# Small open sets containing the rationals

The set $$\mathbb Q$$ of the rational number is countable infinite and dense in $$\mathbb R$$. You can have a look here on a way to build a bijective map between $$\mathbb N$$ and $$\mathbb Q$$.

Now given $$\epsilon > 0$$, can one find an open set $$O_\epsilon$$ of measure less than $$\epsilon$$ with $$\mathbb Q \subseteq O_\epsilon$$?
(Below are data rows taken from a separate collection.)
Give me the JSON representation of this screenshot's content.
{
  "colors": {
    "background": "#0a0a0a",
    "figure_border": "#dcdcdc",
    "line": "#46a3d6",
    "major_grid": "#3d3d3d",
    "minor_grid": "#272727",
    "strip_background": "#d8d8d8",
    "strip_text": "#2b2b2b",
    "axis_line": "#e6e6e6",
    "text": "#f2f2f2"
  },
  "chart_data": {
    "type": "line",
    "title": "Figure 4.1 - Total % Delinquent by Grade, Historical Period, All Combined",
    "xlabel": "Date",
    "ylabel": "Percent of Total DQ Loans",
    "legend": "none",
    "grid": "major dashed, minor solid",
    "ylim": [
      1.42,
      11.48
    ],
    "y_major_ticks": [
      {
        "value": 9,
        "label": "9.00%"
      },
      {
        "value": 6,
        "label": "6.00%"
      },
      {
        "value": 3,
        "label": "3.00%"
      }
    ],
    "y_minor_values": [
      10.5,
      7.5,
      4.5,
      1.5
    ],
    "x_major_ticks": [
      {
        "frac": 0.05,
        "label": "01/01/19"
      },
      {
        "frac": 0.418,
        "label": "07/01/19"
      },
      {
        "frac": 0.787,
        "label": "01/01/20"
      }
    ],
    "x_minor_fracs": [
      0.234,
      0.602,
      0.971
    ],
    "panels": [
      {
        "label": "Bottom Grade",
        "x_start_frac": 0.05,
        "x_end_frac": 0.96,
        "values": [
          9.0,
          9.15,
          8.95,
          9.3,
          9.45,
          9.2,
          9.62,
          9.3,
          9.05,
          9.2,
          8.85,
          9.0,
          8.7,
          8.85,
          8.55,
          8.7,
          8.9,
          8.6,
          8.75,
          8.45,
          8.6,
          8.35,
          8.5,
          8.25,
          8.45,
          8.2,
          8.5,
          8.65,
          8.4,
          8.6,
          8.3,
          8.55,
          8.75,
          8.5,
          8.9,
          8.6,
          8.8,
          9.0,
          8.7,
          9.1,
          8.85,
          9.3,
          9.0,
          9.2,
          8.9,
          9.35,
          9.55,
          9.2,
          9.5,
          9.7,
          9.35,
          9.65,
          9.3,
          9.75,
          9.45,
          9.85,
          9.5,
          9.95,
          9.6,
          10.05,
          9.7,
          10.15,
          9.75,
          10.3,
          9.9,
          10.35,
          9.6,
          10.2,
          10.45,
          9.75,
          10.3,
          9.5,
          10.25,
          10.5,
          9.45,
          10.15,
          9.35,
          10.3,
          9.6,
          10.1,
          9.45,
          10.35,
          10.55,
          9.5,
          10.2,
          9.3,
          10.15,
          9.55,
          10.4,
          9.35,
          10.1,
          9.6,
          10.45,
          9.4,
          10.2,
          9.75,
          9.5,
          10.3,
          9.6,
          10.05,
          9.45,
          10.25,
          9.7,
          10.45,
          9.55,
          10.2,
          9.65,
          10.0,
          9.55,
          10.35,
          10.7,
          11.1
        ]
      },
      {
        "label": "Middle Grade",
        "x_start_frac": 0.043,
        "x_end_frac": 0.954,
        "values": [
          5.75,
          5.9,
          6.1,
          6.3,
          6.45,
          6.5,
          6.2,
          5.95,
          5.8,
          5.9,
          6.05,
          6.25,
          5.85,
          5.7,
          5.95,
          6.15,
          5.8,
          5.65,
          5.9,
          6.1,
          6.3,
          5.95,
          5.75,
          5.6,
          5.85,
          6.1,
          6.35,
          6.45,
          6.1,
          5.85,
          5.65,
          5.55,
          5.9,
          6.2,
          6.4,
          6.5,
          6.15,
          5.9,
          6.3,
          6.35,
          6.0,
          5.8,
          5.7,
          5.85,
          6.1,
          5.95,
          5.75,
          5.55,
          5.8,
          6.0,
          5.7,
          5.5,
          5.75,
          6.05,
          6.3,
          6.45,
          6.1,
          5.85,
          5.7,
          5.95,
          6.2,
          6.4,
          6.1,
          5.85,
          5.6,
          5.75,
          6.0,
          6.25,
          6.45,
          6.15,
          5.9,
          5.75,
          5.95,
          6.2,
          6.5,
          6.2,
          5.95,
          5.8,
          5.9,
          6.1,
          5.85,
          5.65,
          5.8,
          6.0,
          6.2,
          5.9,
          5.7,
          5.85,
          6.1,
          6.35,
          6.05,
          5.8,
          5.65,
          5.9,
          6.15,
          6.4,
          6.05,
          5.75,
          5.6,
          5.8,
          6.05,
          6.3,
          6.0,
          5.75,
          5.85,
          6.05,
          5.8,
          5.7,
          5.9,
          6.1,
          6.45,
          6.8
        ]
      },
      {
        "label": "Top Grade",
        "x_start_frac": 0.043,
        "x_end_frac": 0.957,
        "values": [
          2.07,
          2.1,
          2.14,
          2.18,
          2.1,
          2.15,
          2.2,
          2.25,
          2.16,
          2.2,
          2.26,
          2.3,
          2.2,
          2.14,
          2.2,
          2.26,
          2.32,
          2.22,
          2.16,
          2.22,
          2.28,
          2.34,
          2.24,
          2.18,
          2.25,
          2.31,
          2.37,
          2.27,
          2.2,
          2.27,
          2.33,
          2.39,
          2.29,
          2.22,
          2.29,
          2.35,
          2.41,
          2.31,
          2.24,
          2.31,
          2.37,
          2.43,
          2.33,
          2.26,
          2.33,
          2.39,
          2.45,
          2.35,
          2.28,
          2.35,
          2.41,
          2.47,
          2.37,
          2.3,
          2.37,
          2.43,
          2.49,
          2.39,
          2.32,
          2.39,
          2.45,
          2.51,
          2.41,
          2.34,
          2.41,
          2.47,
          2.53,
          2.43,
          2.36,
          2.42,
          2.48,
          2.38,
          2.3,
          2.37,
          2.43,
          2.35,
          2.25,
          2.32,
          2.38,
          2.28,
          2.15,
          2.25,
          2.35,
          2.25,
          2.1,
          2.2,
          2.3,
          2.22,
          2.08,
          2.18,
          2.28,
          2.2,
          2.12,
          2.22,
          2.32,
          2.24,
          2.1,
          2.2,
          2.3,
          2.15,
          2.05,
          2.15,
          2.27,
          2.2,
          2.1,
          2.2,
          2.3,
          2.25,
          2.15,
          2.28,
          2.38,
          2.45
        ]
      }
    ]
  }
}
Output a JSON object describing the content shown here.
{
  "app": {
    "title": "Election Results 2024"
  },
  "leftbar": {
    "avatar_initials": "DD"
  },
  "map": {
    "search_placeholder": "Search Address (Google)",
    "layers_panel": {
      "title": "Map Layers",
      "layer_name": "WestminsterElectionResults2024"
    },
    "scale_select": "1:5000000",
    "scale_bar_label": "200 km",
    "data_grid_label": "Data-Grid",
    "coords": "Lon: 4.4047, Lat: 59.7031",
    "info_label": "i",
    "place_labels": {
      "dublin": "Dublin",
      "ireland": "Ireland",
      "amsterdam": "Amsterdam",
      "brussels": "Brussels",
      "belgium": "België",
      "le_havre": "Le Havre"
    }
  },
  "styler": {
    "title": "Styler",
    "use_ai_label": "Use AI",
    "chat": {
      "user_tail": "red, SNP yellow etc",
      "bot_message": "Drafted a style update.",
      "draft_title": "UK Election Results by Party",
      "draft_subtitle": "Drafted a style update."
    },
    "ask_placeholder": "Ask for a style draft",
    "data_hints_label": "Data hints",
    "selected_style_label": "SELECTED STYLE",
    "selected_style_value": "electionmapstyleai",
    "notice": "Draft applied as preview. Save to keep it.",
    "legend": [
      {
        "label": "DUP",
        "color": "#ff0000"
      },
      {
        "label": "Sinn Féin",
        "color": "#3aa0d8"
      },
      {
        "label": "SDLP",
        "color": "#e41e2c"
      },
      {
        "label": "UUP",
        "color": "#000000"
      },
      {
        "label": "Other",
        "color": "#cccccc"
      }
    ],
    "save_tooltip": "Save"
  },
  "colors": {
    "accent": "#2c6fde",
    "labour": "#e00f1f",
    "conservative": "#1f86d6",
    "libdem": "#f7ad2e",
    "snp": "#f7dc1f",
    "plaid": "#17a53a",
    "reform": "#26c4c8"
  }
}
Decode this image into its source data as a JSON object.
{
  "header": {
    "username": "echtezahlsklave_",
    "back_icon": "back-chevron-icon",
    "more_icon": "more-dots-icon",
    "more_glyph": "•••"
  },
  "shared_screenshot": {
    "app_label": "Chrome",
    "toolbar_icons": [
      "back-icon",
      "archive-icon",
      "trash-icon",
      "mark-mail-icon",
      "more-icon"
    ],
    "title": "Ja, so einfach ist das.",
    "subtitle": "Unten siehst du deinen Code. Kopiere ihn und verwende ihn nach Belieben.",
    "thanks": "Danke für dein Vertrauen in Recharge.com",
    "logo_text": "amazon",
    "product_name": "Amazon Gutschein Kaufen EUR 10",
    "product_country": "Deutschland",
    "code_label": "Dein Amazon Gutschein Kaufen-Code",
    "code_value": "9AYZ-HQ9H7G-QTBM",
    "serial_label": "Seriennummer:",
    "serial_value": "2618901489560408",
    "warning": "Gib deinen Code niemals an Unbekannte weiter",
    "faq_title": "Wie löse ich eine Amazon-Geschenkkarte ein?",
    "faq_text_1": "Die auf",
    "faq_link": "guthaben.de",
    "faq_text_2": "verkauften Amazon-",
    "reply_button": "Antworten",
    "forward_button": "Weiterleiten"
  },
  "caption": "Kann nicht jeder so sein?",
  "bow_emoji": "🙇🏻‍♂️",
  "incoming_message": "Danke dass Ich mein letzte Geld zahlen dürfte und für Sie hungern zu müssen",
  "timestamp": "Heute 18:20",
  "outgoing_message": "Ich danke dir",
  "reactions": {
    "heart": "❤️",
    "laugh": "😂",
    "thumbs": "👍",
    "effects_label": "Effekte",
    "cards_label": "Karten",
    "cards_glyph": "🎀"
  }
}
The answer is positive. Let’s denote $O_\epsilon = \bigcup_{n \in \mathbb N} (r_n – \frac{\epsilon}{2^{n+1}},r_n + \frac{\epsilon}{2^{n+1}})$ where $$(r_n)_{n \in \mathbb N}$$ is an enumeration of the rationals. Obviously $$\mathbb Q \subseteq O_\epsilon$$. Using countable subadditivity of Lebesgue measure $$\mu$$, we get:
\begin{align*}
\mu(O_\epsilon) &\le \sum_{n \in \mathbb N} \mu((r_n – \frac{\epsilon}{2^{n+1}},r_n + \frac{\epsilon}{2^{n+1}}))\\
&= \sum_{n \in \mathbb N} \frac{2 \epsilon}{2^{n+1}} = \sum_{n \in \mathbb N} \frac{\epsilon}{2^n} = \epsilon
\end{align*}

• The open segments $$(r_n – \frac{\epsilon}{2^{n+1}},r_n + \frac{\epsilon}{2^{n+1}})$$ are overlapping. Hence $$\mu(O_\epsilon)$$ is strictly less than $$\epsilon$$.